Изменить размер шрифта - +
Белые крылья у нее за спиной сухо затрещали перьями.

— Ладно, Лютик, у нас еще будет время поговорить. Мне сейчас некогда, так ты обживайся, а я попорхала.

Судя по всему, вино на музу Нинель оказало определенное воздействие. Порханием ее полет назвать было затруднительно.

Некоторое время Лютиков сидел в кресле с рюмкой коньяка в руке и улыбался.

Так вот каким он оказался, тот свет! Пока он Лютикову нравился. При жизни такой коньяк он пил довольно редко, все больше приходилось налегать на водочку, а то и на портвейны. Еще больше Лютикова взволновали намеки музы на наличие каких-то поклонниц. При жизни Лютиков был человеком скромным, до блудных высот Казановы подняться не решался и жене изменил только один раз с нормировщицей Катей Оболенской на День тяжелой промышленности. Особой гордости он тогда, помнится, не испытал, так как к женской чести своей Оболенская относилась довольно легкомысленно и смолоду ее не берегла.

Тем не менее Лютиков был настолько ошарашен случившимся, что не замедлил посвятить Е. О. несколько сонетов. Сонеты эти попались на глаза жене, и ничего приятного из этого, разумеется, не вышло, так, травмы бытовые и множественные, а общества Оболенской Лютиков с того времени стал избегать, что ветреную нормировщицу не особенно смутило и, более того, даже, к пущей обиде Лютикова, совсем не огорчило.

Здесь же Лютикова приятно радовало возможное наличие поклонниц и отсутствие жены.

Вместе с тем его удручало отсутствие телевизора и радиоприемника. По всему выходило, что в Раю не было новостей, о которых стоило бы говорить и которые стоило бы показывать. Или таили эти новости от покойного люда.

Он обошел свой коттедж. В доме было три комнаты, ванна, кухня и туалет. Источников света не было видно, но коттедж освещался ровным неярким светом.

Пожалуй, в экспериментальной райской обители для поэтов-лириков условия жизни у Лютикова были лучше, чем при жизни. Только вот писать стихов ему пока не хотелось.

Он снова вспомнил свою музу.

Слишком уж высокоинтеллектуальной она ему не показалась, но ведь и великий Александр Сергеевич Пушкин не раз говаривал, что настоящая поэзия должна быть немного глуповатой.
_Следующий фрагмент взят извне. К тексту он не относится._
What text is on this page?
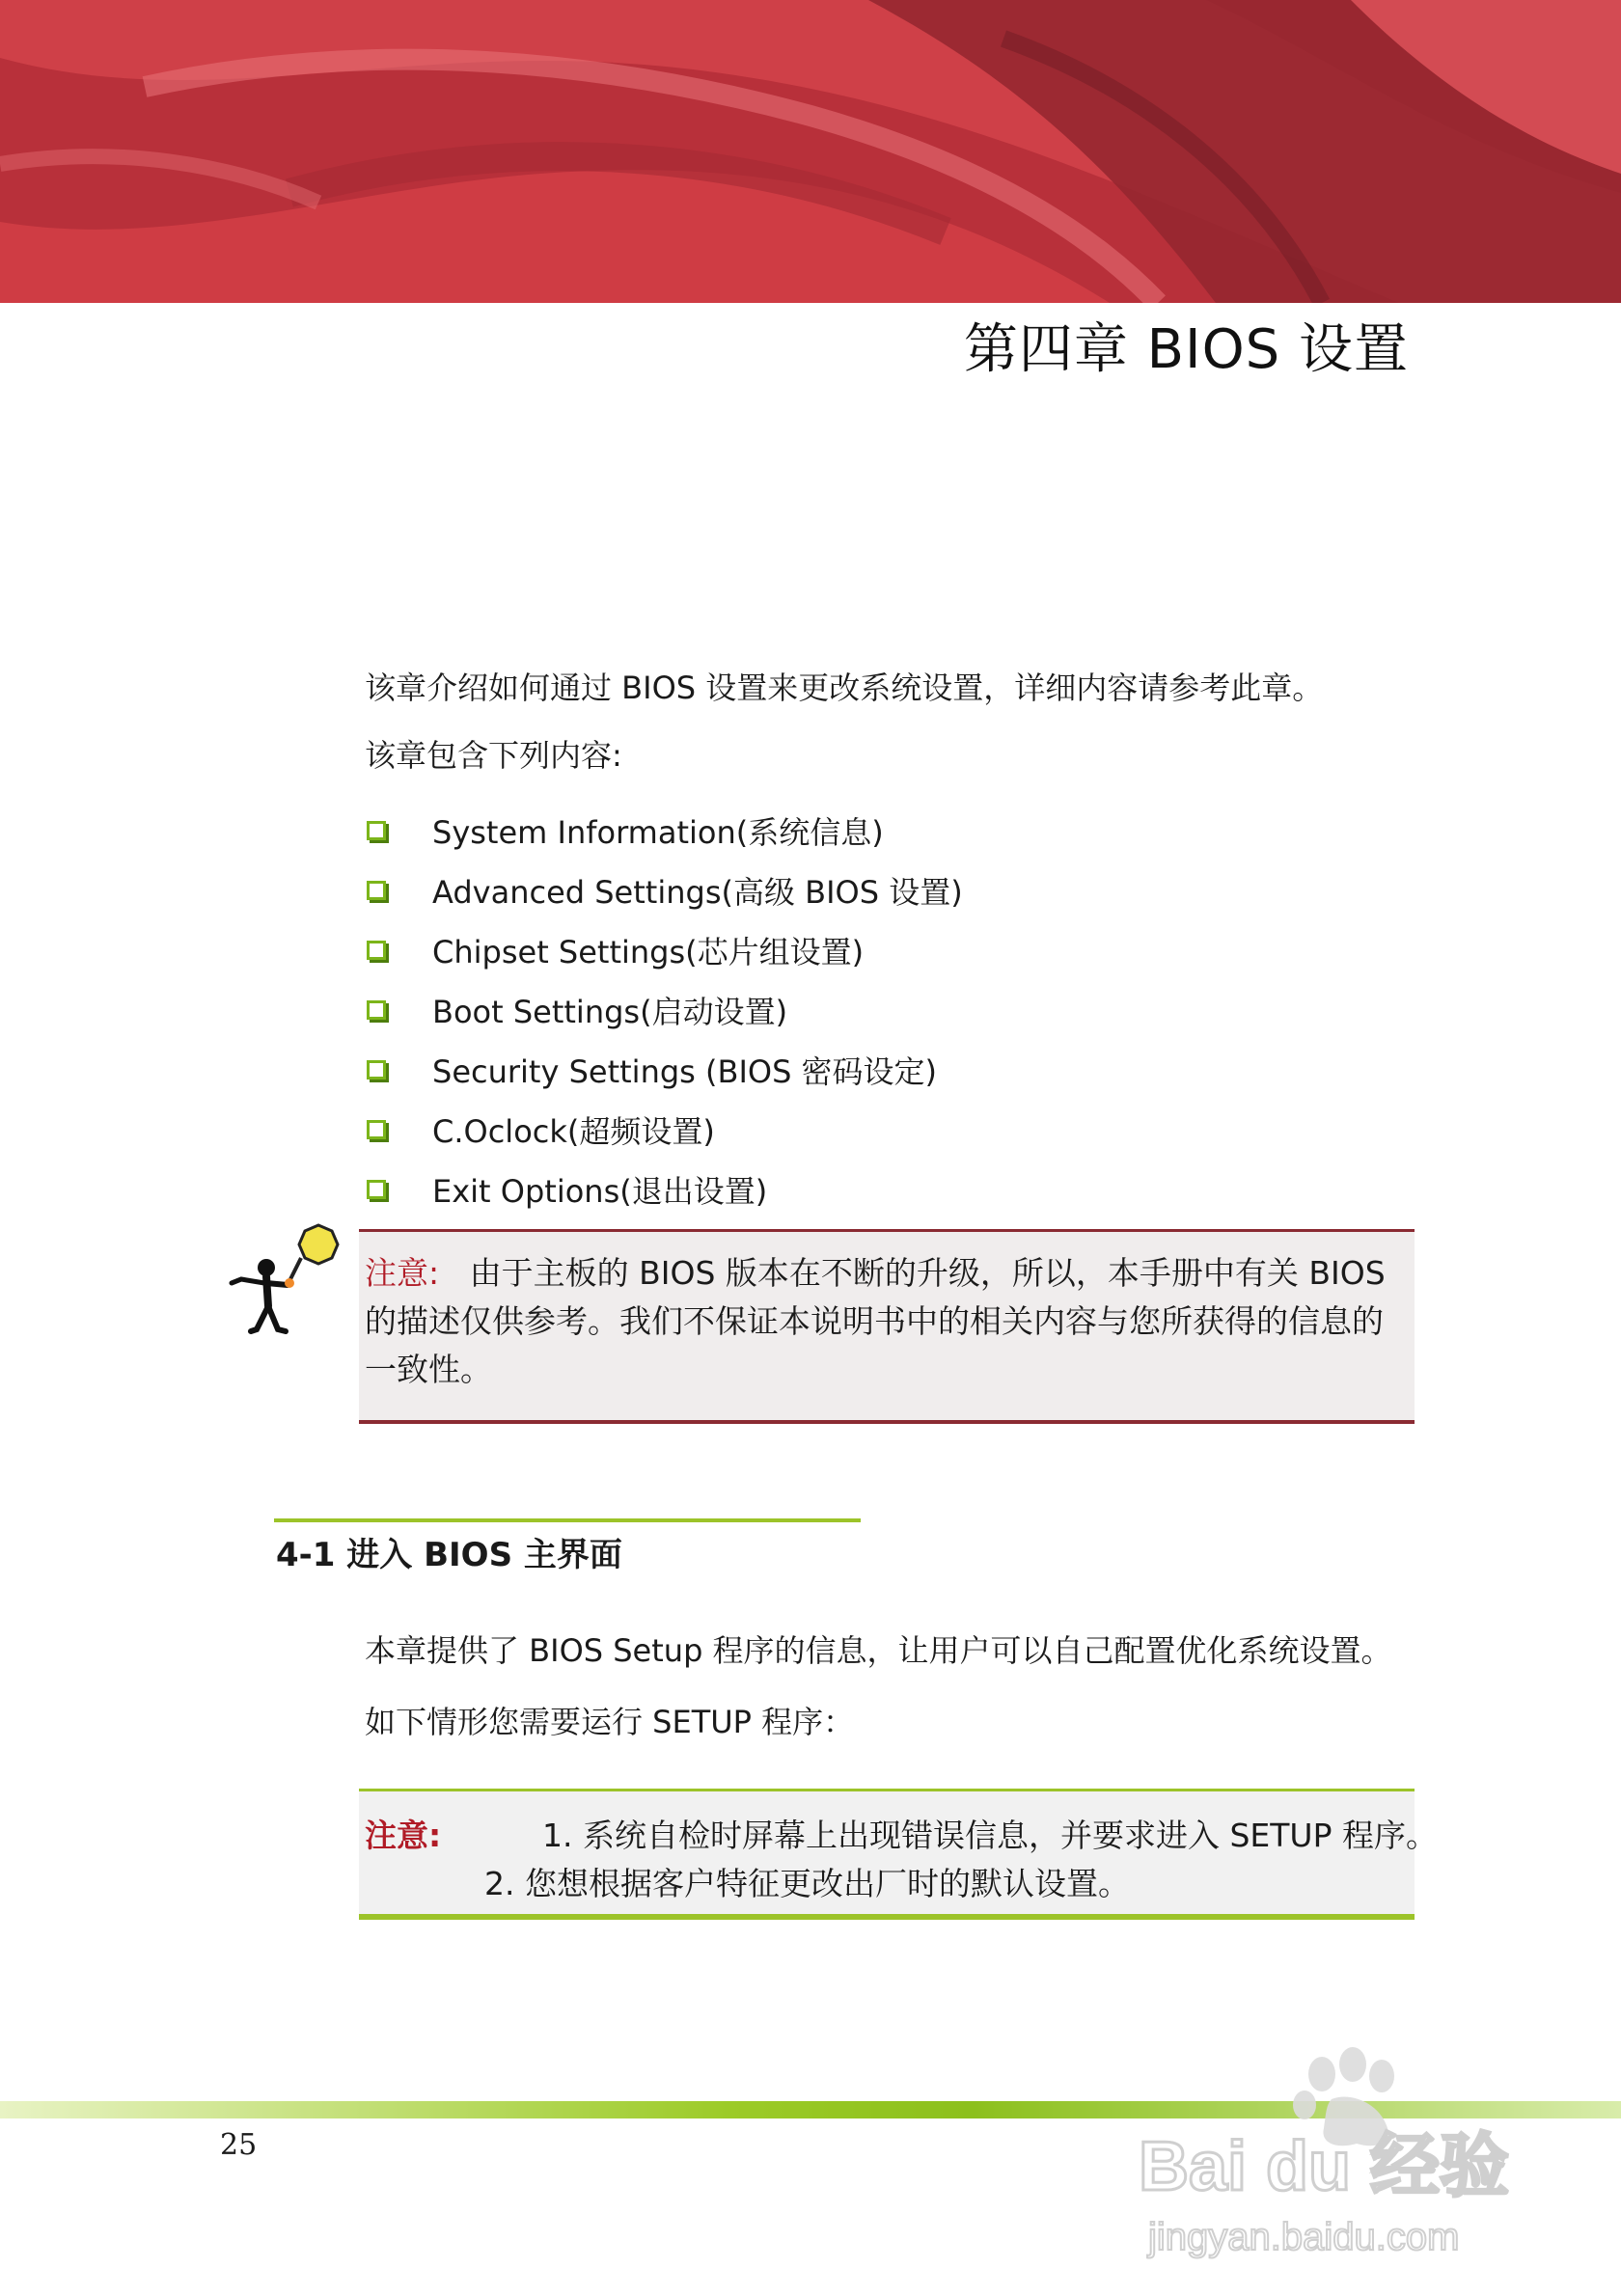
第四章 BIOS 设置
该章介绍如何通过 BIOS 设置来更改系统设置，详细内容请参考此章。
该章包含下列内容:
System Information(系统信息)
Advanced Settings(高级 BIOS 设置)
Chipset Settings(芯片组设置)
Boot Settings(启动设置)
Security Settings (BIOS 密码设定)
C.Oclock(超频设置)
Exit Options(退出设置)
注意: 由于主板的 BIOS 版本在不断的升级，所以，本手册中有关 BIOS 的描述仅供参考。我们不保证本说明书中的相关内容与您所获得的信息的一致性。
4-1 进入 BIOS 主界面
本章提供了 BIOS Setup 程序的信息，让用户可以自己配置优化系统设置。
如下情形您需要运行 SETUP 程序：
注意:	1. 系统自检时屏幕上出现错误信息，并要求进入 SETUP 程序。
2. 您想根据客户特征更改出厂时的默认设置。
25	Bai du 经验
jingyan.baidu.com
Следовательно, и муза, которая вызывает вдохновение поэта, особым умом не должна была блистать. А вот все остальное у музы было на месте и даже в некотором излишестве. Что она там говорила о статусе? Повысится он у нее? Это что же, ее тогда к другому поэту, более талантливому, приставят, или она при нем, Лютикове, останется, как при творческом человеке, который оправдал ожидания и зарекомендовал себя на будущее?

Размышления Лютикова прервал деликатный стук в дверь.

— Войдите, — уже вполне хозяйски сказал Лютиков.

Дверь приоткрылась, и на пороге показался высокий худой мужчина со шкиперской бородкой. У вошедшего были светло-серые льдинистые глаза и неуверенная улыбка.

— Здравствуйте, — сказал он. — Смотрю, в коттеджике свет появился. Дай, думаю, зайду по-соседски…

Он приблизился к Лютикову и протянул ему руку.

— Илья Николаевич Кроликов, — печально представился гость. — Вы представляете, какая неудачная фамилия для человека, наделенного поэтическим даром? Разумеется, мне пришлось взять псевдоним. Надеюсь, что стихи Эдуарда Зарницкого вам знакомы?

Стихов Зарницкого Лютиков не читал, но на всякий случай он благосклонно покивал головой — как же, как же, дорогой коллега, наслышан…

— Лютиков, — в свою очередь представился он. — Владимир Алексеевич. Писал без псевдонимов, но печатался не часто. Вот, например, «Час поэзии» несколько раз мои стихи публиковал…

Видно было, что и Кроликову-Зарницкому фамилия Лютикова ничего не говорит, впрочем, так же, как и Владимир Алексеевич, его гость закивал головой и затряс руку хозяина — как же, читали, неплохие стихи коллега, совсем неплохие стихи.